Thibaud Eliroff : Pas particulièrement. Il est vrai que l'avenir du poche est menacé par l'arrivée du numérique, mais la situation est loin d'être aussi désespérée qu'on l'entend ici ou là. En ce qui concerne Nouveaux Millénaires, je suis très optimiste : je crois beaucoup en ce projet, qui répond à une demande réelle des lecteurs et des libraires.

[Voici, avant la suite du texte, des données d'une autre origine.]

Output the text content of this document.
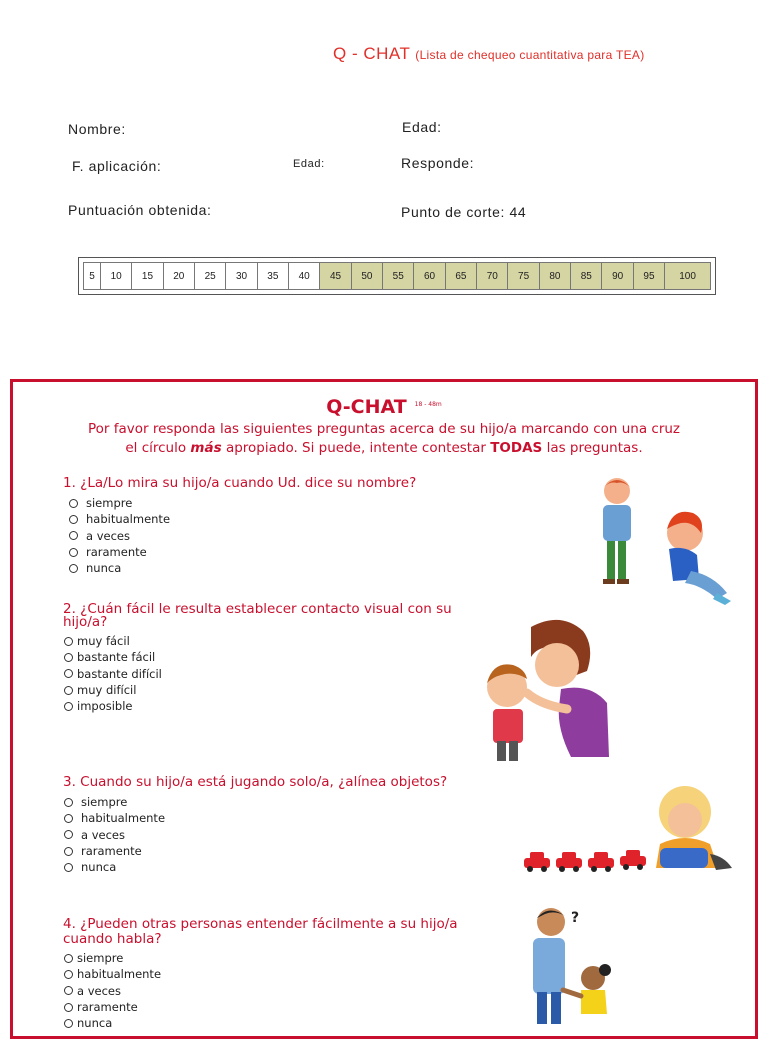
Q - CHAT (Lista de chequeo cuantitativa para TEA)
Nombre:	Edad:
F. aplicación:	Edad:	Responde:
Puntuación obtenida:	Punto de corte: 44
5	10	15	20	25	30	35	40	45	50	55	60	65	70	75	80	85	90	95	100
Q-CHAT $^{18 - 48m}$
Por favor responda las siguientes preguntas acerca de su hijo/a marcando con una cruz
el círculo más apropiado. Si puede, intente contestar TODAS las preguntas.
1. ¿La/Lo mira su hijo/a cuando Ud. dice su nombre?
siempre
habitualmente
a veces
raramente
nunca
2. ¿Cuán fácil le resulta establecer contacto visual con su hijo/a?
muy fácil
bastante fácil
bastante difícil
muy difícil
imposible
3. Cuando su hijo/a está jugando solo/a, ¿alínea objetos?
siempre
habitualmente
a veces
raramente
nunca
4. ¿Pueden otras personas entender fácilmente a su hijo/a cuando habla?
siempre
habitualmente
a veces
raramente
nunca
?
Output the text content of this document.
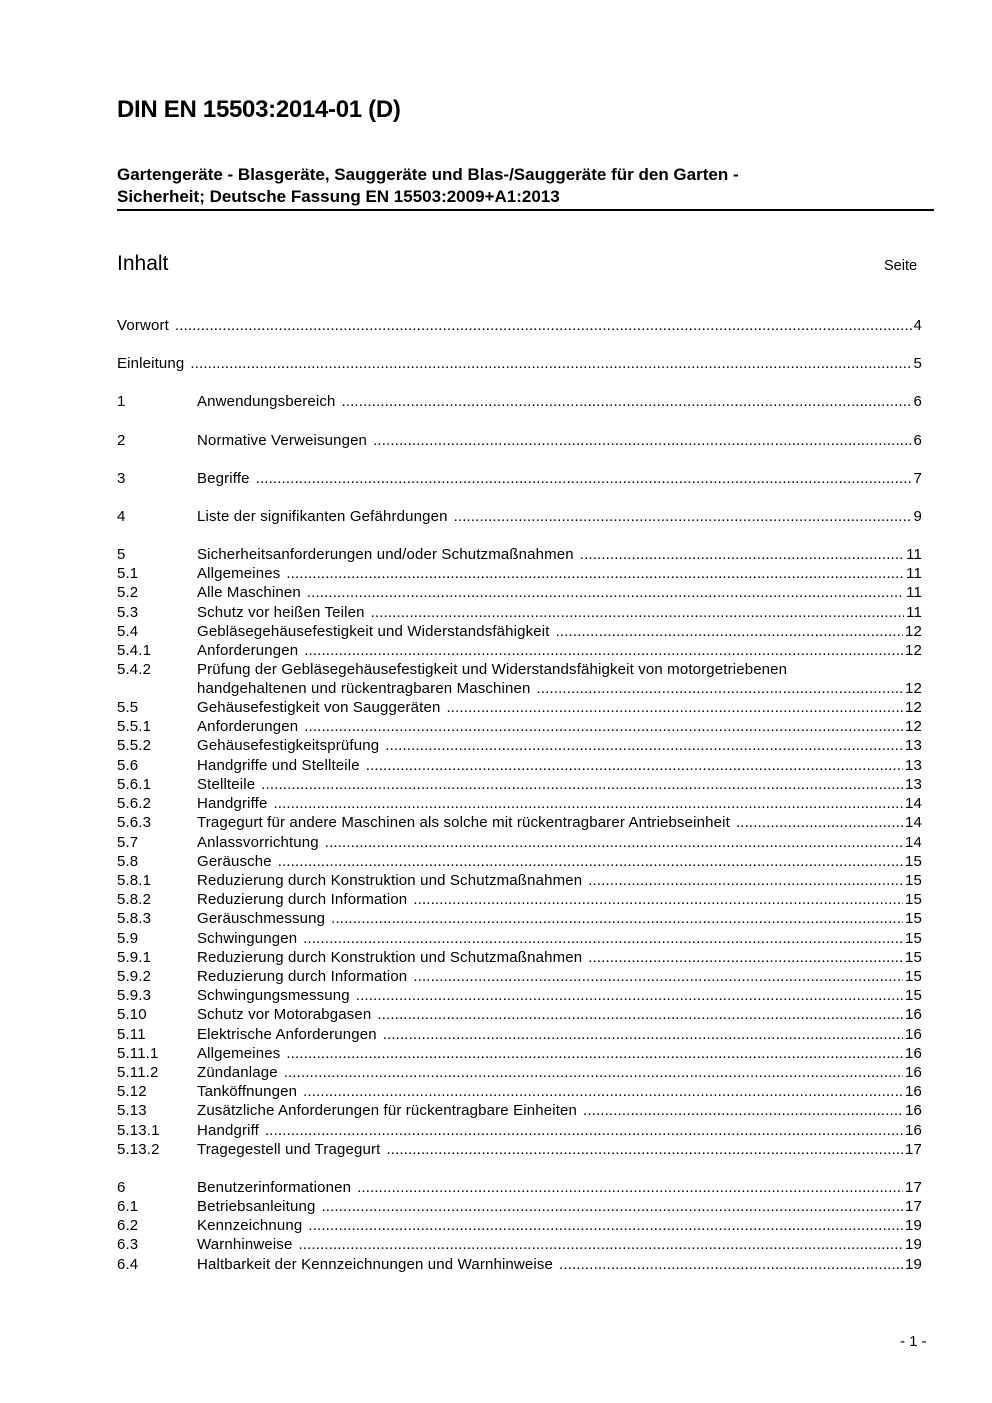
DIN EN 15503:2014-01 (D)
Gartengeräte - Blasgeräte, Sauggeräte und Blas-/Sauggeräte für den Garten -
Sicherheit; Deutsche Fassung EN 15503:2009+A1:2013
Inhalt	Seite
Vorwort .....	4
Einleitung .....	5
1	Anwendungsbereich .....	6
2	Normative Verweisungen .....	6
3	Begriffe .....	7
4	Liste der signifikanten Gefährdungen .....	9
5	Sicherheitsanforderungen und/oder Schutzmaßnahmen .....	11
5.1	Allgemeines .....	11
5.2	Alle Maschinen .....	11
5.3	Schutz vor heißen Teilen .....	11
5.4	Gebläsegehäusefestigkeit und Widerstandsfähigkeit .....	12
5.4.1	Anforderungen .....	12
5.4.2	Prüfung der Gebläsegehäusefestigkeit und Widerstandsfähigkeit von motorgetriebenen
handgehaltenen und rückentragbaren Maschinen .....	12
5.5	Gehäusefestigkeit von Sauggeräten .....	12
5.5.1	Anforderungen .....	12
5.5.2	Gehäusefestigkeitsprüfung .....	13
5.6	Handgriffe und Stellteile .....	13
5.6.1	Stellteile .....	13
5.6.2	Handgriffe .....	14
5.6.3	Tragegurt für andere Maschinen als solche mit rückentragbarer Antriebseinheit .....	14
5.7	Anlassvorrichtung .....	14
5.8	Geräusche .....	15
5.8.1	Reduzierung durch Konstruktion und Schutzmaßnahmen .....	15
5.8.2	Reduzierung durch Information .....	15
5.8.3	Geräuschmessung .....	15
5.9	Schwingungen .....	15
5.9.1	Reduzierung durch Konstruktion und Schutzmaßnahmen .....	15
5.9.2	Reduzierung durch Information .....	15
5.9.3	Schwingungsmessung .....	15
5.10	Schutz vor Motorabgasen .....	16
5.11	Elektrische Anforderungen .....	16
5.11.1	Allgemeines .....	16
5.11.2	Zündanlage .....	16
5.12	Tanköffnungen .....	16
5.13	Zusätzliche Anforderungen für rückentragbare Einheiten .....	16
5.13.1 Handgriff .....	16
5.13.2 Tragegestell und Tragegurt .....	17
6	Benutzerinformationen .....	17
6.1	Betriebsanleitung .....	17
6.2	Kennzeichnung .....	19
6.3	Warnhinweise .....	19
6.4	Haltbarkeit der Kennzeichnungen und Warnhinweise .....	19
- 1 -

Et le programme à venir a de sérieux arguments à faire valoir !

Actusf : Quels sont les titres à venir en 2012 ? Que peux-tu déjà nous dire sur le programme ?
Thibaud Eliroff : 2012 sera une année ambitieuse pour Nouveaux Millénaires : du fantastique urbain avec un nouvel auteur qui cartonne en Grande Bretagne, Ben Aaronovitch ; du steampunk mâtiné de réalité virtuelle et d'uchronie au sein d'un projet fou, le Demi-Monde de Rod Rees ; la suite des aventures de Miles Vorkosigan ; tout un programme de rééditions de Philip K. Dick, dont Le Maître du Haut Château et Blade Runner avec de nouvelles traductions, douze autres romans compilés en deux omnibus avec des traductions révisées ; un roman de SF de Fabien Clavel qui nous emmène au temps de la conquête de la Germanie par les Romains ; et peut-être, si vous êtes sage, un roman inédit de Pierre Bordage...
 
En marge de la collection, Stephen King fera son grand retour chez J'ai lu avec un nouvel opus à son monumental cycle de la Tour Sombre, et qui s'intercalera entre les volumes 4 et 5.
 
Enfin, l'événement chez Pygmalion, c'est - enfin - la suite du Trône de fer de George R.R. Martin. Tome 13 au printemps, 14 à l'automne et 15 en début d'année 2013.